2012 hatten sie Erfolg beim ARD-Musikwettbewerb, am 19. März waren sie für ein BR-KLASSIK-Studiokonzert wieder in München zu Gast. Prokofjew, Golijov, Webern und Mendelssohn: Es ist ein sehr kontrastreiches Programm, das die vier Mitglieder des Calidore String Quartet im Studio 2 des Bayerischen Rundfunks präsentierten. Hier können Sie das ganze Konzert anhören.

Calidore String Quartet beim Studiokonzert am 19. März 2019 im BR Funkhaus | Bildquelle: BR / Lisa Hinder

Bildquelle: BR / Lisa Hinder

Das komplette Konzert zum Anhören

BR-KLASSIK: Ryan Meehan, Sie spielen die zweite Geige und Jeremy Berry, Sie sind der Bratschist im Quartett. Welche Rolle spielte klassische Musik in Ihren Elternhäusern?

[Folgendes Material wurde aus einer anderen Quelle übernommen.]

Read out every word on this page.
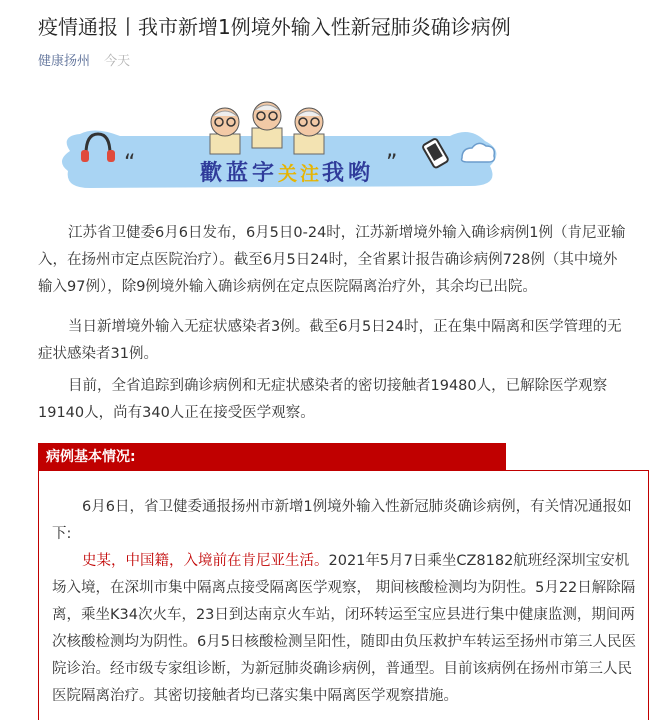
疫情通报丨我市新增1例境外输入性新冠肺炎确诊病例
健康扬州 今天
“	”
歡蓝字关注我哟

江苏省卫健委6月6日发布，6月5日0-24时，江苏新增境外输入确诊病例1例（肯尼亚输入，在扬州市定点医院治疗）。截至6月5日24时，全省累计报告确诊病例728例（其中境外输入97例），除9例境外输入确诊病例在定点医院隔离治疗外，其余均已出院。

当日新增境外输入无症状感染者3例。截至6月5日24时，正在集中隔离和医学管理的无症状感染者31例。

目前，全省追踪到确诊病例和无症状感染者的密切接触者19480人，已解除医学观察19140人，尚有340人正在接受医学观察。

病例基本情况:

6月6日，省卫健委通报扬州市新增1例境外输入性新冠肺炎确诊病例，有关情况通报如下:

史某，中国籍，入境前在肯尼亚生活。2021年5月7日乘坐CZ8182航班经深圳宝安机场入境，在深圳市集中隔离点接受隔离医学观察， 期间核酸检测均为阴性。5月22日解除隔离，乘坐K34次火车，23日到达南京火车站，闭环转运至宝应县进行集中健康监测，期间两次核酸检测均为阴性。6月5日核酸检测呈阳性，随即由负压救护车转运至扬州市第三人民医院诊治。经市级专家组诊断，为新冠肺炎确诊病例，普通型。目前该病例在扬州市第三人民医院隔离治疗。其密切接触者均已落实集中隔离医学观察措施。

Jeremy Berry: Ich komme aus einer Arztfamilie. Mein Vater ist Arzt, meine Mutter war Krankenschwester und mein Bruder ist Apotheker. Ich bin also eher der Exot. Aber generell ist meine ganze Familie sehr kunstbegeistert. Als ich drei war, fand ich die Geige schon ganz cool. Ich wollte auch ein Instrument spielen. Als ich fünf war, habe ich dann mit der Bratsche begonnen.

Ryan Meehan: Ich dagegen komme aus einer Rechtsanwaltsfamilie. Meine Mutter hatte das Buch "Der Mozart-Effekt" gelesen, das in den 90er Jahren sehr populär war. Darin wurde behauptet, dass ein Kind intelligenter wird, wenn es Mozart hört – eine Theorie, die sich inzwischen als unhaltbar herausgestellt hat. Meine Mutter hat jedenfalls daran geglaubt. In meiner Grundschule wurde damals Geigenunterricht angeboten. Meine Mutter dachte sich: Wenn mein Sohn Mozarts Musik nicht nur hört sondern auch spielt, wird er vielleicht noch klüger. Als ich fünf war, ließ sie mich an einem Losverfahren für dieses Programm teilnehmen. Mein Name wurde dann tatsächlich gezogen, und deshalb spiele ich heute Geige.

Wenn man die Mittelstimmen spielt, übernimmt man ständig wechselnde Aufgaben.
Jeremy Berry

Die Bedeutung der Mittelstimmen

BR-KLASSIK: Sie spielen die mittleren Stimmen im Quartett. Welche Rolle steht Ihnen zu?

Ryan Meehan: Wenn man die Mittelstimmen spielt, übernimmt man ständig wechselnde Aufgaben. Man unterstützt zum Beispiel die tragende Melodie. Technisch gesehen spielt man dabei sehr oft den dritten Ton eines Akkords, das heißt man definiert in diesem Moment die Harmonie. Das macht es so interessant.

Jeremy Berry: Oft wird die energetische Spannung durch die Mitte des Ensembles angeheizt. Wir versuchen immer, alles in Bewegung zu halten und voranzutreiben.

Goldenes Kalifornien

BR-KLASSIK: The Calidore String Quartet – dieser Name geht auf keinen Eigennamen zurück, lässt sich aber auch nicht so einfach übersetzen…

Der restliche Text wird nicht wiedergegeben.